For centuries we’ve lived in a world divided into the centre and the periphery. We’ve never questioned this distinction
One could argue about the cultural impact of the project, which essentially works like a short-term residency — yes, we created something in a remote place, but would we ever return there again? I doubt it. But the experience has a deeper imprint than it seems. For centuries we’ve lived in a world divided into the centre and the periphery. We’ve never questioned this distinction and never wondered who came up with it. Colonialism is rooted in the same type of attitude, and so are the emerging far-right ideologies trying to build walls around Europe.

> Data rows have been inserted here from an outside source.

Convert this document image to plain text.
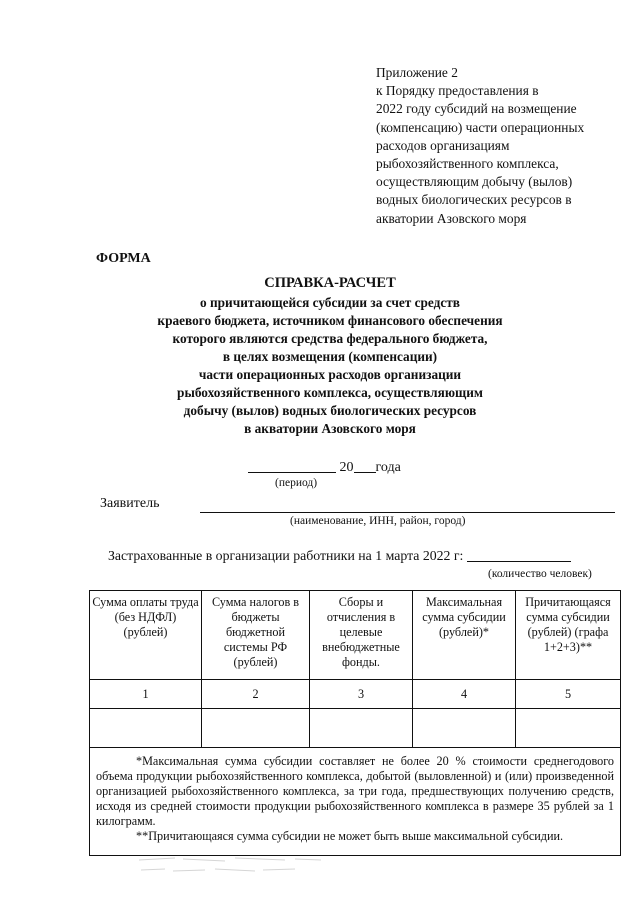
Приложение 2
к Порядку предоставления в
2022 году субсидий на возмещение
(компенсацию) части операционных
расходов организациям
рыбохозяйственного комплекса,
осуществляющим добычу (вылов)
водных биологических ресурсов в
акватории Азовского моря
ФОРМА
СПРАВКА-РАСЧЕТ
о причитающейся субсидии за счет средств
краевого бюджета, источником финансового обеспечения
которого являются средства федерального бюджета,
в целях возмещения (компенсации)
части операционных расходов организации
рыбохозяйственного комплекса, осуществляющим
добычу (вылов) водных биологических ресурсов
в акватории Азовского моря
20 года
(период)
Заявитель
(наименование, ИНН, район, город)
Застрахованные в организации работники на 1 марта 2022 г:
(количество человек)
Сумма оплаты труда (без НДФЛ) (рублей)	Сумма налогов в бюджеты бюджетной системы РФ (рублей)	Сборы и отчисления в целевые внебюджетные фонды.	Максимальная сумма субсидии (рублей)*	Причитающаяся сумма субсидии (рублей) (графа 1+2+3)**
1	2	3	4	5

*Максимальная сумма субсидии составляет не более 20 % стоимости среднегодового объема продукции рыбохозяйственного комплекса, добытой (выловленной) и (или) произведенной организацией рыбохозяйственного комплекса, за три года, предшествующих получению средств, исходя из средней стоимости продукции рыбохозяйственного комплекса в размере 35 рублей за 1 килограмм.

**Причитающаяся сумма субсидии не может быть выше максимальной субсидии.				
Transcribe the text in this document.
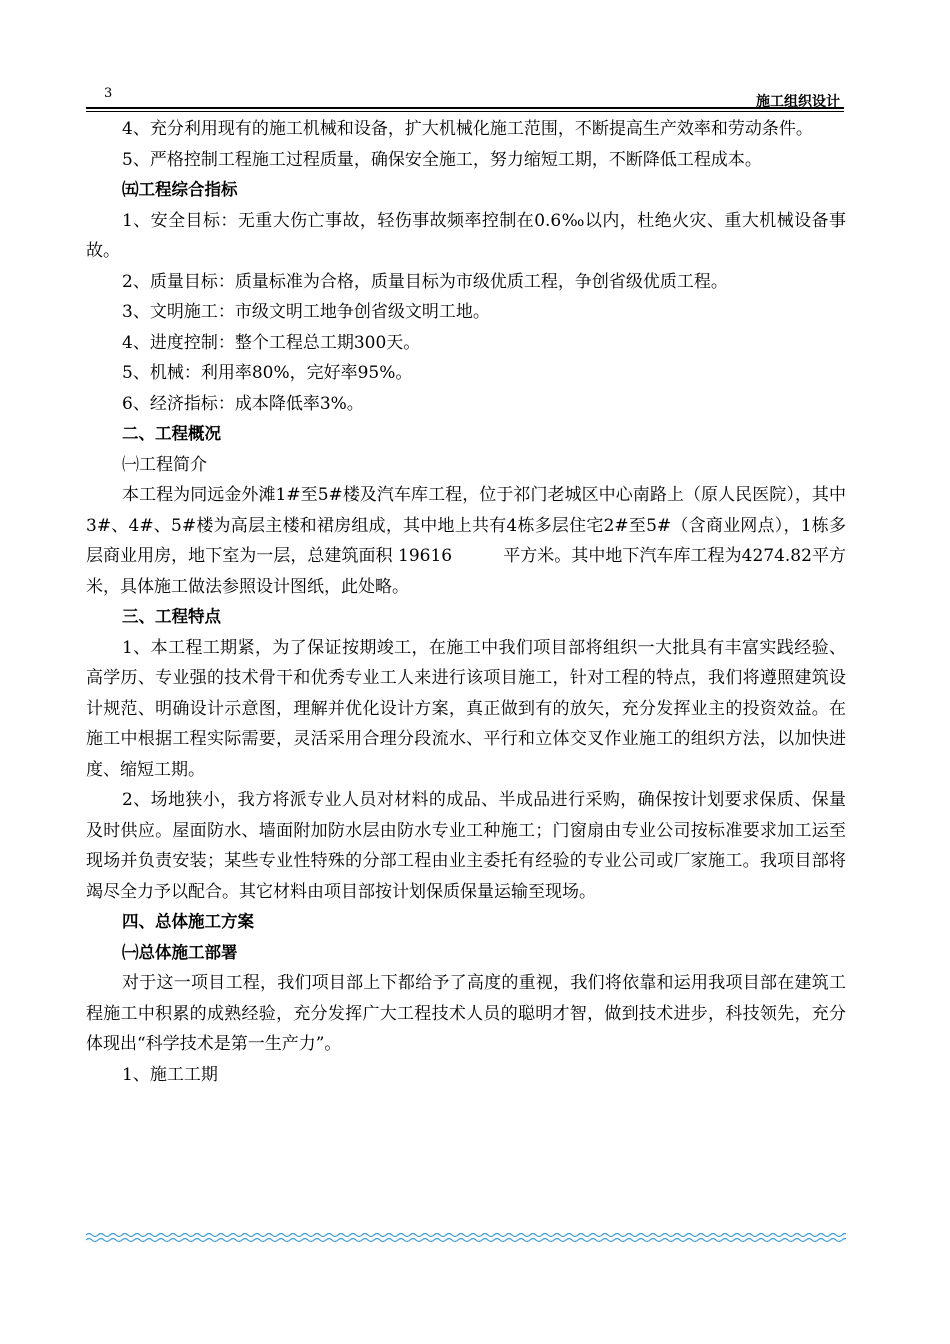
3
施工组织设计

4、充分利用现有的施工机械和设备，扩大机械化施工范围，不断提高生产效率和劳动条件。

5、严格控制工程施工过程质量，确保安全施工，努力缩短工期，不断降低工程成本。

㈤工程综合指标

1、安全目标：无重大伤亡事故，轻伤事故频率控制在0.6‰以内，杜绝火灾、重大机械设备事故。

2、质量目标：质量标准为合格，质量目标为市级优质工程，争创省级优质工程。

3、文明施工：市级文明工地争创省级文明工地。

4、进度控制：整个工程总工期300天。

5、机械：利用率80%，完好率95%。

6、经济指标：成本降低率3%。

二、工程概况

㈠工程简介

本工程为同远金外滩1#至5#楼及汽车库工程，位于祁门老城区中心南路上（原人民医院），其中3#、4#、5#楼为高层主楼和裙房组成，其中地上共有4栋多层住宅2#至5#（含商业网点），1栋多层商业用房，地下室为一层，总建筑面积 19616　　　平方米。其中地下汽车库工程为4274.82平方米，具体施工做法参照设计图纸，此处略。

三、工程特点

1、本工程工期紧，为了保证按期竣工，在施工中我们项目部将组织一大批具有丰富实践经验、高学历、专业强的技术骨干和优秀专业工人来进行该项目施工，针对工程的特点，我们将遵照建筑设计规范、明确设计示意图，理解并优化设计方案，真正做到有的放矢，充分发挥业主的投资效益。在施工中根据工程实际需要，灵活采用合理分段流水、平行和立体交叉作业施工的组织方法，以加快进度、缩短工期。

2、场地狭小，我方将派专业人员对材料的成品、半成品进行采购，确保按计划要求保质、保量及时供应。屋面防水、墙面附加防水层由防水专业工种施工；门窗扇由专业公司按标准要求加工运至现场并负责安装；某些专业性特殊的分部工程由业主委托有经验的专业公司或厂家施工。我项目部将竭尽全力予以配合。其它材料由项目部按计划保质保量运输至现场。

四、总体施工方案

㈠总体施工部署

对于这一项目工程，我们项目部上下都给予了高度的重视，我们将依靠和运用我项目部在建筑工程施工中积累的成熟经验，充分发挥广大工程技术人员的聪明才智，做到技术进步，科技领先，充分体现出“科学技术是第一生产力”。

1、施工工期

In this increasingly mobile age we don’t have to live where we were born, we don’t even have to stay in one place. We’re still free to move to the capital but we’re also free to appreciate what we were always taught was just a worthless periphery. Projects like Uncapitals are needed because they help us understand that what exists in this periphery — lives, narratives, memory — is just as important on a human level as what we’re experiencing in London or New York.